Cross-posted from the Wonk Room.
The U.S. Energy Information Administration (EIA) has projected that the United States will lead the world into catastrophic global warming over the next twenty five years. In its 2011 Annual Energy Outlook, the EIA predicts that energy-related CO2 emissions will “grow by 16 percent [PDF] from 2009 to 2035,” reaching 6.3 billion metric tons of carbon dioxide equivalent (or 1.7 GtC):
The fuel mix the EIA projects remains predominantly coal and oil, with a moderate rise in renewable energy, whose pollution benefits are offset by growth in energy demand:
This pathway would almost certainly commit the world to catastrophic climate change, including rapid sea level rise, extreme famine, desertification, and ecological collapse on land and sea. Right now, the United States, with less than five percent of global population, produces 20 percent of global warming pollution. Center for American Progress senior fellow Joe Romm published in Nature in 2008 that humanity “must aim at achieving average annual carbon dioxide emissions of less than 5 GtC [5 billion metric tons of carbon, or 18 billion metric tons of carbon dioxide] this century or risk the catastrophe of reaching atmospheric concentrations of 1,000 parts per million.” To do so, he said, humanity needs to adopt a “national and global strategy to stop building new traditional coal-fired plants while starting to deploy existing and near-term low-carbon technologies as fast as is humanly possible.”

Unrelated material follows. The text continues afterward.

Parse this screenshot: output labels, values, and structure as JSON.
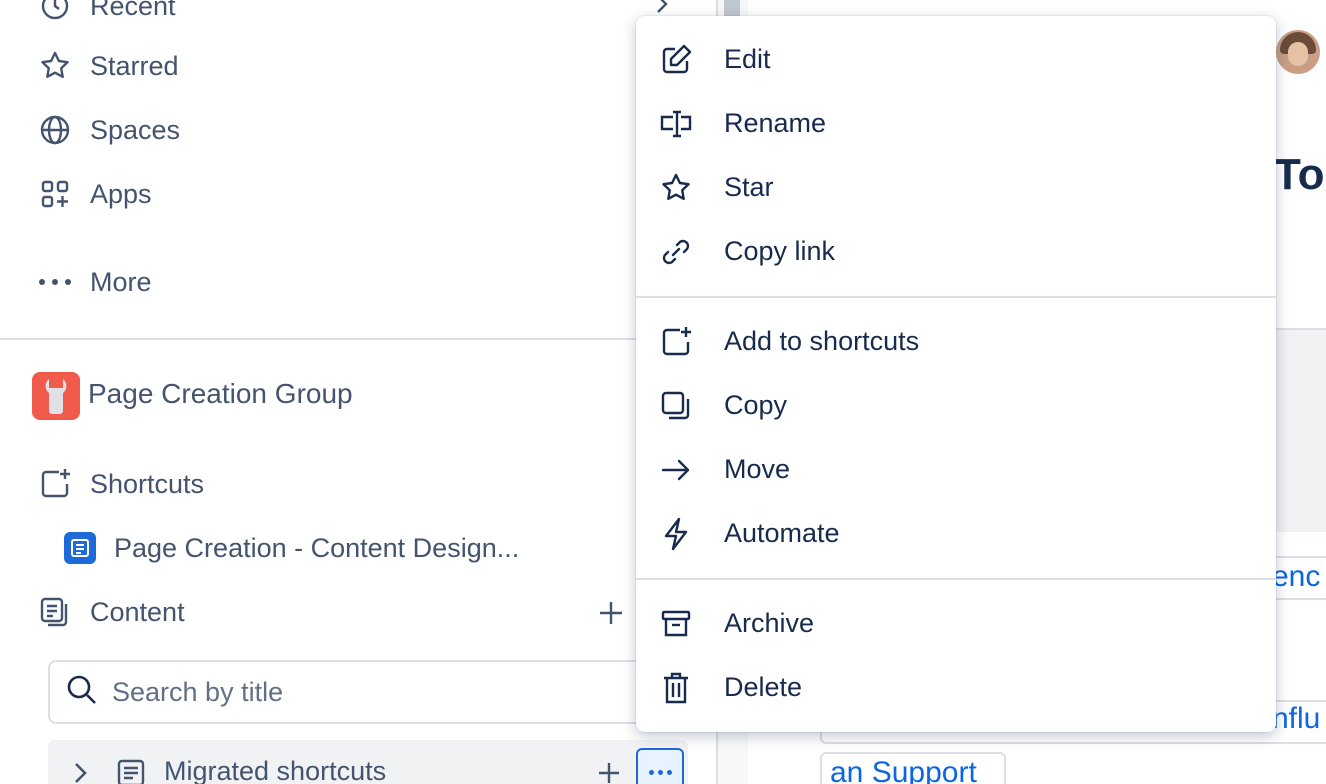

Since 2008, the science has grown more dire. The impact of existing global warming on oceans, extreme weather, agriculture, polar ice, and ecosystems is at or exceeding the highest range of past projections. Dr. Romm’s suggestions were based on the assumption that stabilizing greenhouse gas concentrations at 450 parts per million (ppm) would likely limit warming to 2°C above pre-industrial temperatures. However, as climate scientists Kevin Anderson and Alice Bows write in Philosophical Transactions of the Royal Society, “the impacts associated with 2°C have been revised upwards, sufficiently so that 2°C now more appropriately represents the threshold between ‘dangerous’ and ‘extremely dangerous’ climate change”:
There is now little to no chance of maintaining the rise in global mean surface temperature at below 2°C, despite repeated high-level statements to the contrary. Moreover, the impacts associated with 2°C have been revised upwards, sufficiently so that 2°C now more appropriately represents the threshold between dangerous and extremely dangerous climate change.
Over a year and a half ago, Dr. Michael Mann concurred in Proceedings of the National Academy of Sciences that the 450 ppm target is “terribly risky“:
So regardless of one’s precise definition of dangerous anthropogenic interference, stabilizing greenhouse gas concentrations much above 450 ppm CO2eq would be a terribly risky prospect.
Friends of the Earth UK’s latest report, “Reckless Gamblers,” reflects the science in its recommendations for immediate and significant cuts in climate pollution, while admitting that there are significant global-scale risks that come even with that effort. If future pollution is distributed on a per-capita basis, then net United States emissions would need to go to zero by 2030 (a similar effort by top climate institutes finds the US pathway goes to zero by 2020 [PDF]). Comparing the EIA pathway for energy-related CO2 emissions — which represent about 83 percent of total US greenhouse pollution — to the range of merely dangerous emissions pathways:
Unfortunately, the economics that policymakers rely upon is grossly outdated. Even as climate scientists have stopped considering 450 ppm stabilization safe, economists still question whether there would be any significant climate damage in a 550 ppm world (or even a 1000 ppm world). Economist Simon Dietz recently found that the risk of continent-scale economic disaster in a 550 ppm scenario is only six percent — and that’s dramatically higher than previous economic work. Based on his unreasonably sunny scenarios, he estimates that the “social cost of carbon” — essentially how current pollution should be taxed — is around $300/tCO2. And that’s dramatically higher than the official U.S. government estimates.
Suffice it to say our prospects for avoiding catastrophic loss caused by our damaged atmosphere are not improved by a political system in thrall to fossil fuel polluters. Hope for a sustainable future lies in our nation’s ability to overcome the fear of changing our disastrous status quo and conquer the great challenges ahead.